Aliana's family would not have been able to afford to send her to secondary school on their own. She wanted to go further in her studies but could not afford to do so until Aniceta helped her apply for and get a scholarship to attend the Kenya Institution of Studies and Criminal Justice in Meru. Aliana is now studying social work and community development.
Aniceta Kiriga (Executive Director, TWWP)
"Alone, you can't make it"
Aniceta was born in Iruma village in the Mara district. At the age of 3, her father died and was sent to live with her grandmother. She attended school until 1979 when she was accepted to the university, however was unable to attend because she could not afford the fees. That year, she married her late husband and in 1986 they moved to Tharaka. In Tharaka, women are to remain at home and care for the family. When Aniceta realized that many of the women there were illiterate and uneducated, she decided to form a small women's group to provide them with more opportunities. Aniceta was elected to be the Meru District Chairlady of the women's national umbrella organization Maendeleo Ya Wanawake Organization (MYWO), which means "development for women" in Swahili.
In 1991, she coordinated MYWO's research on female genital mutilation (FGM) in the Meru district. Through the research, they found that 70 percent of female residents were subjected to FGM, and 99 percent in Tharaka. Aniceta left the organization in 1993 since the MYWO's program to combat FGM was not conducted in Tharaka. She started an anti-FGM project in 1995 called the Tharaka Women's Welfare Program. Aniceta initially started by having discussions with community women every Sunday. Then the group grew to 10 women whose daughters had attained the age of circumcision but who did not want to subject them to the practice. They conducted their first Alternative Rite of Passage (ARP) ceremony in August of 1996, which was the first of its kind in Kenya.

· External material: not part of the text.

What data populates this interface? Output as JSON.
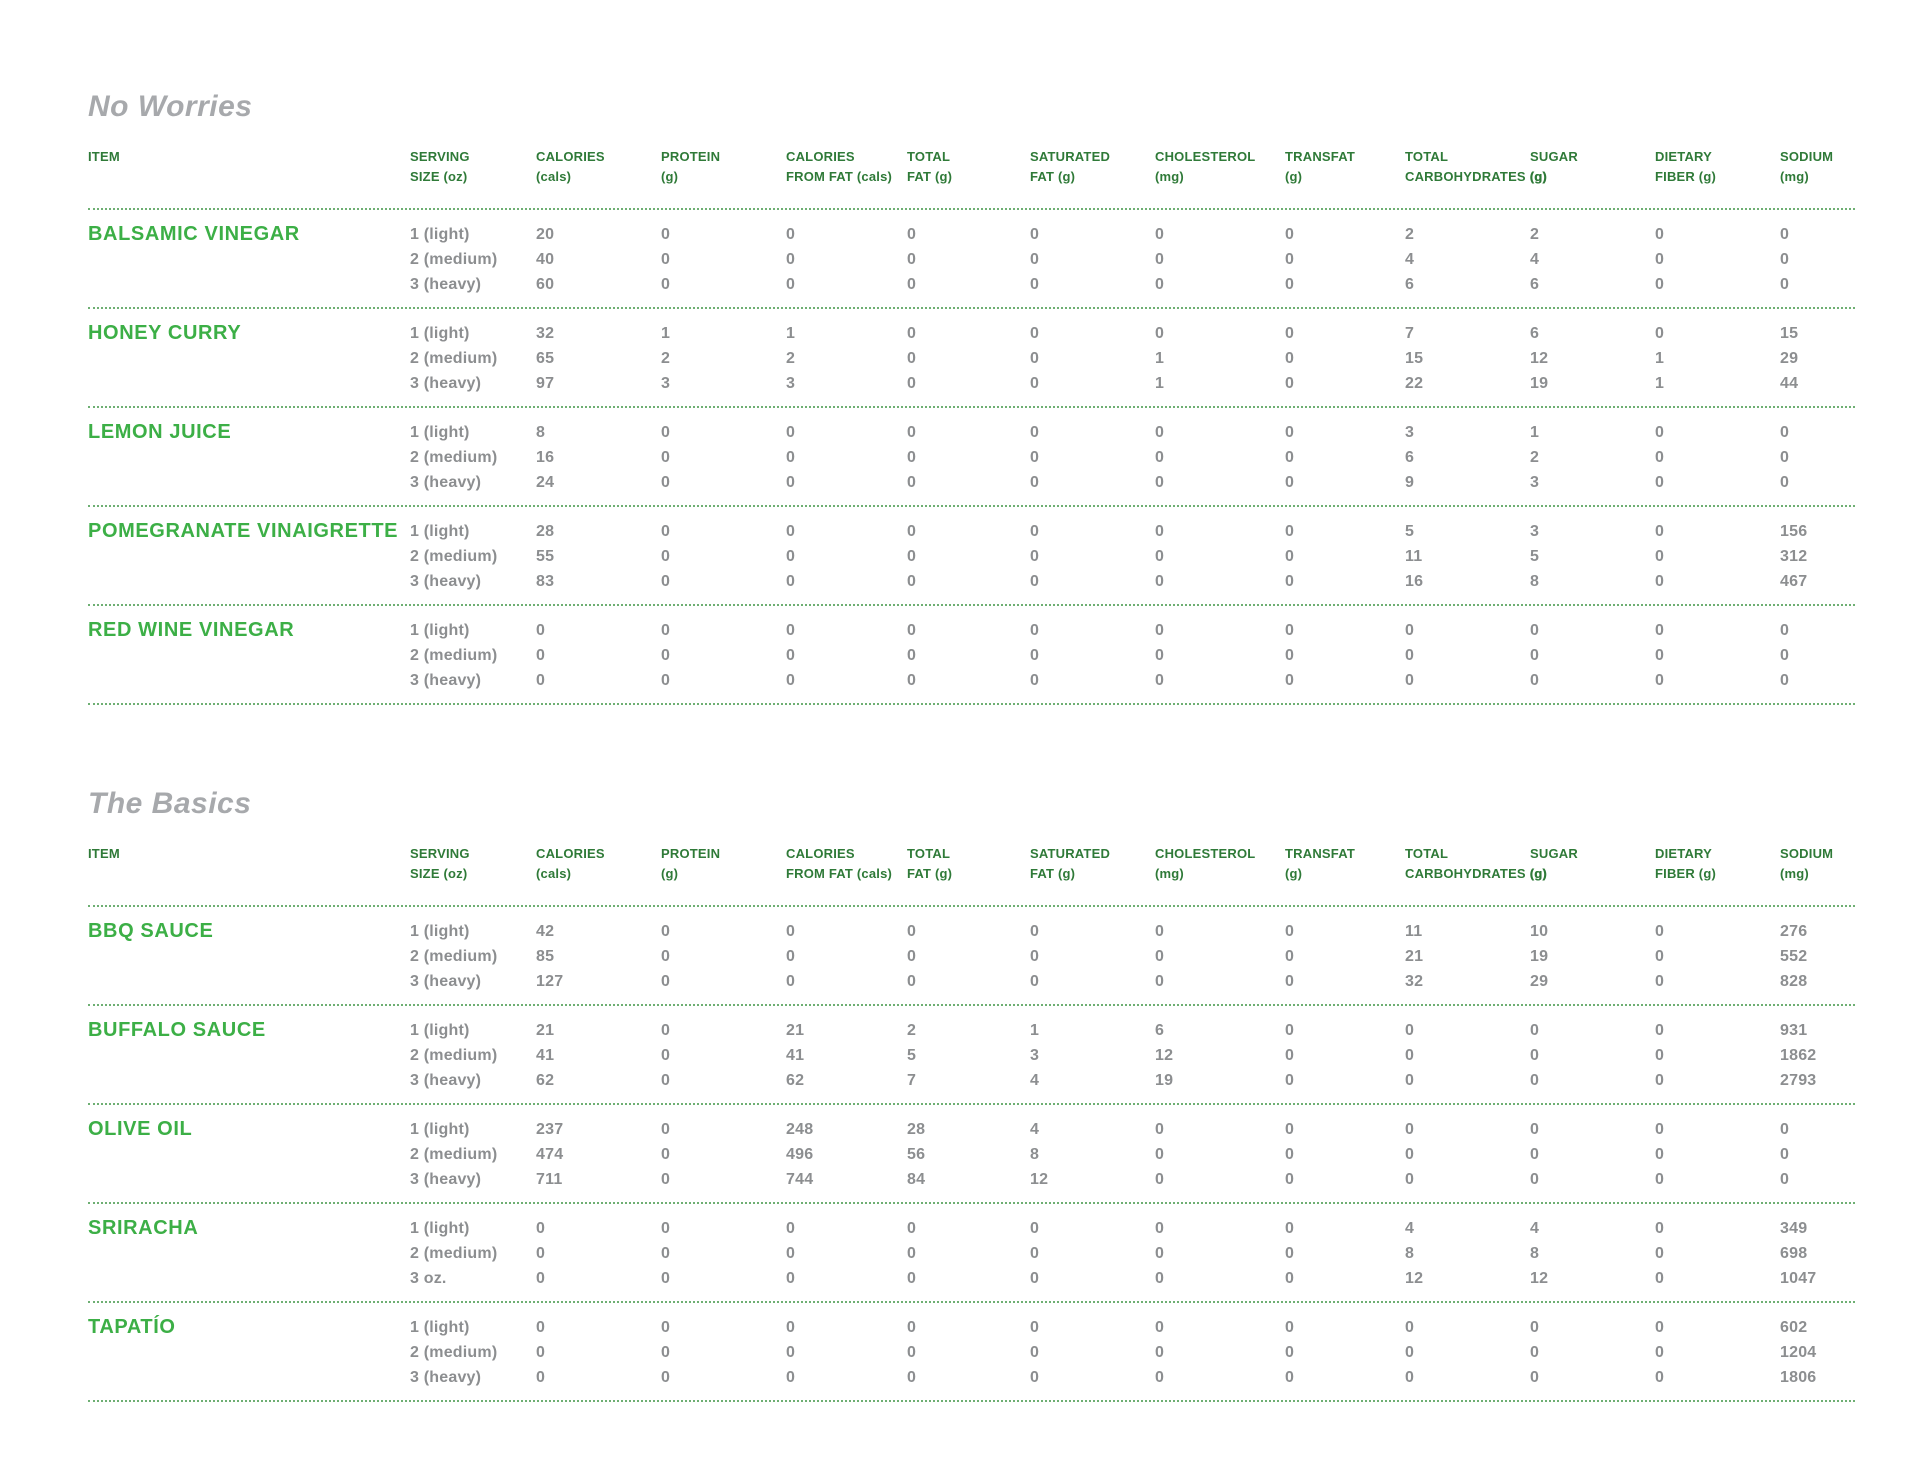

In 2006, Aniceta was awarded the Head of State Commendation (presidential award) by the President of Kenya in recognition for her work in the development of women. Aniceta has also traveled to Washington, DC to talk about ARP, and is continuing to create awareness about FGM and providing a safer option, ARP. She has been working with the Women's Global Education Project and the University of Wisconsin-Madison to provide opportunities for women and girls and create awareness.